Mourning losses is important. If you are human, you have experienced loss. You have lost a job, a pet, a special someone, a friend, a home, a child, an opportunity. You can mentally add your personal losses to this list, I am sure. Sometimes the feelings associated with loss overwhelm us or are triggered by another event. I have been mourning the loss of my mother for eleven years and that loss is only accentuated now that my father is gone too. It is not that the loss consumes me daily, rather waves of grief overcome me at times when I expect and least expect it. We are not always able to push grief away or control grief’s impact on our life.

For some, grief can be experienced over the what-I-had-hoped-for. When I work with those recently divorced, the grief surrounding the what-I-had-hoped-for can be so painful. We know when we marry, that death is a possibility, but no one plans, ahead of the walk down the aisle, to grieve the loss of their spouse through divorce. They do not plan for the grief around being abandoned, or the awkwardness when one remarries, or their children launching with families of their own that have to be shared at holidays, or grief surrounding the possibility they wasted the best years of their life on a relationship that did not survive.

The thing is that life does not stop for us to mourn. We still have to work, go to school, do our laundry and go to the dentist. We have to resolve to take the time and allow the grief in. We have to be willing to cycle through difficult emotions that range from disbelief to sadness, from relief to desperation, to eventually hopefulness. We have to allow for new normals that feel awkward at first but may not feel as devastating down the road. But mourn, we must, or we will be taken by surprise when our defenses are down, by a rush of emotion associated with a deep feeling of “what just happened?”

A few months ago I had my first real panic attack. I have treated people who suffer from panic attacks but had never experienced that feeling that I could not catch my breath because I was overwhelmed by the strangeness of my life experience. Cancer has changed that for me. Now, I can say that I have sat on the floor, head between my knees, not sure if I was going to pass out because my new normal was not something I had planned for. I was not prepared, at my age, to fight for my sexuality and confidence in my attractiveness. I was not prepared to wonder if my season of remission will be long or short.

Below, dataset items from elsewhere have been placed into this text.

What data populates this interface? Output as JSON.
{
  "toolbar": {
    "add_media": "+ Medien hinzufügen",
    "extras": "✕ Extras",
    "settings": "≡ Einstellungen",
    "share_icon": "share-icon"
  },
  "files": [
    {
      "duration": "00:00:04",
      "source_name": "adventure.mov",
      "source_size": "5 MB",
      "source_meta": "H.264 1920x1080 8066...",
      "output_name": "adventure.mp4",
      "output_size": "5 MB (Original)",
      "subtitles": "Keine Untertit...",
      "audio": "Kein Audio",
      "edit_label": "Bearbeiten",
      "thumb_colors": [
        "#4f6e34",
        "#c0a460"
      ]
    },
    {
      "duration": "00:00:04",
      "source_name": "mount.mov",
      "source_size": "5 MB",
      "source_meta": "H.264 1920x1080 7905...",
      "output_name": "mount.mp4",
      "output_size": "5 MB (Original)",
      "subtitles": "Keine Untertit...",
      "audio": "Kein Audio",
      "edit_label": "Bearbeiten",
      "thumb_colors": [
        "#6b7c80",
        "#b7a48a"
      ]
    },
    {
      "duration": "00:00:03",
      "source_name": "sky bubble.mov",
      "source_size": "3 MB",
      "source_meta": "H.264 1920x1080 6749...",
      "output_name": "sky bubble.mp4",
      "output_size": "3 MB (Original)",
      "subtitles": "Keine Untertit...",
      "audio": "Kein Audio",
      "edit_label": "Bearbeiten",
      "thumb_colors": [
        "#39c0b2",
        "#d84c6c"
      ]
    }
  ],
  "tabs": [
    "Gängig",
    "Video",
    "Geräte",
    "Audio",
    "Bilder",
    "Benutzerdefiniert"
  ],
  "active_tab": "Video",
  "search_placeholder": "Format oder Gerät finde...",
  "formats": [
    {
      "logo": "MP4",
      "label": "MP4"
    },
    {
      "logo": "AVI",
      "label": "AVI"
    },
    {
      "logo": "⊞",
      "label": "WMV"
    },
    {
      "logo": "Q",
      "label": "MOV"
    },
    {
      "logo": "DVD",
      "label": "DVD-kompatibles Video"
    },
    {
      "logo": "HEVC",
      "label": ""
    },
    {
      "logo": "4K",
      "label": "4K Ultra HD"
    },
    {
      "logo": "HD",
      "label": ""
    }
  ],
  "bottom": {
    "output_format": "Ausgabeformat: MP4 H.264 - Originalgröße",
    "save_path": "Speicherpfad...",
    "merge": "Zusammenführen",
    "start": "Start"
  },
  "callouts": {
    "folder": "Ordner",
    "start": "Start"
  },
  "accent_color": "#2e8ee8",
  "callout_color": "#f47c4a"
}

There is a seriousness that may never go away completely, even though as a family we try to apply humor to our new normal as much as we can.

We are tracking the days until my reconstruction with a dry erase marker on a plate we have propped up in our kitchen. There are 5 more days until the “yes-they-are-fake-the-real-ones-tried-to-kill-me” surgery. And no, I have not yet mourned the loss. Well meaning friends have tried to encourage me with, “at least you get free perky boobs!” It is difficult to explain that I have lost a piece of me. I have lost my plan to age gracefully without plastic surgery, as my commitment to feminism. I will never again have sensation across my chest or in part of my arm. The physical, emotional and financial cost is more than you can imagine, if you haven’t been through it. I realize, as I experience the loss of a parent simultaneously, that loss has that in common, no matter the loss. The loss has a multitude of layers and you never experience the world or feel the same again.

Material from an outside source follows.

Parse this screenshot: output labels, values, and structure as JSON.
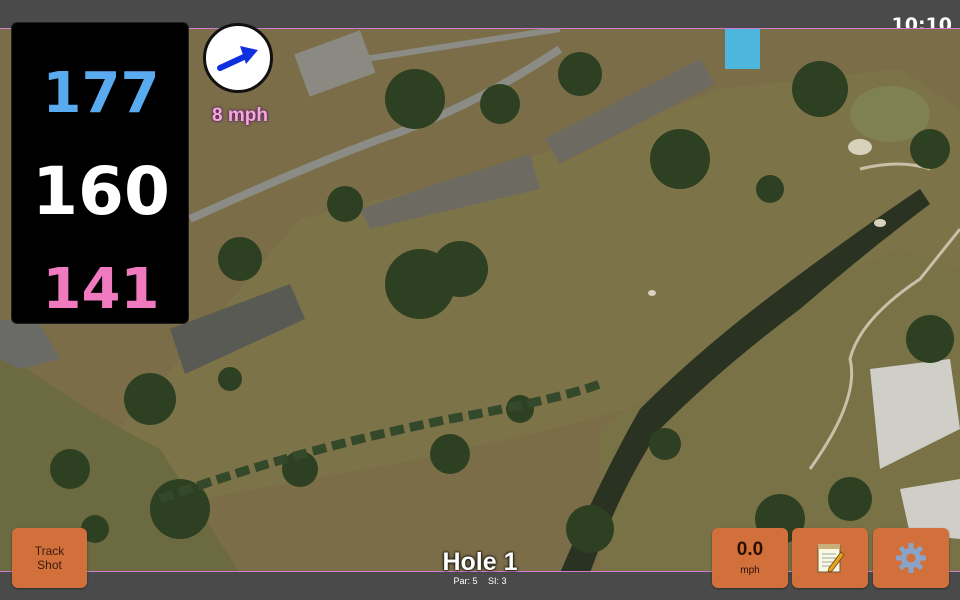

Yet, there is hope, even in loss. It is the reason that victims of trauma and disaster can rise to new heights after life altering events. This is what I hope to impart to my clients. Life is hard for all of us. We all experience tragedy as a result of our own mistakes, as a result of spiritual battling and because humanity is fallen. It is what we do in the midst of loss, that determines if it is what keeps us down or propels us to new heights. I have learned in the last few months that I truly can do all things with Christ in my life, a family that believes in me, and friends who stand by. I might never have known this to the degree that I do, if I had not experienced the complicated grief that life has given to me at this time.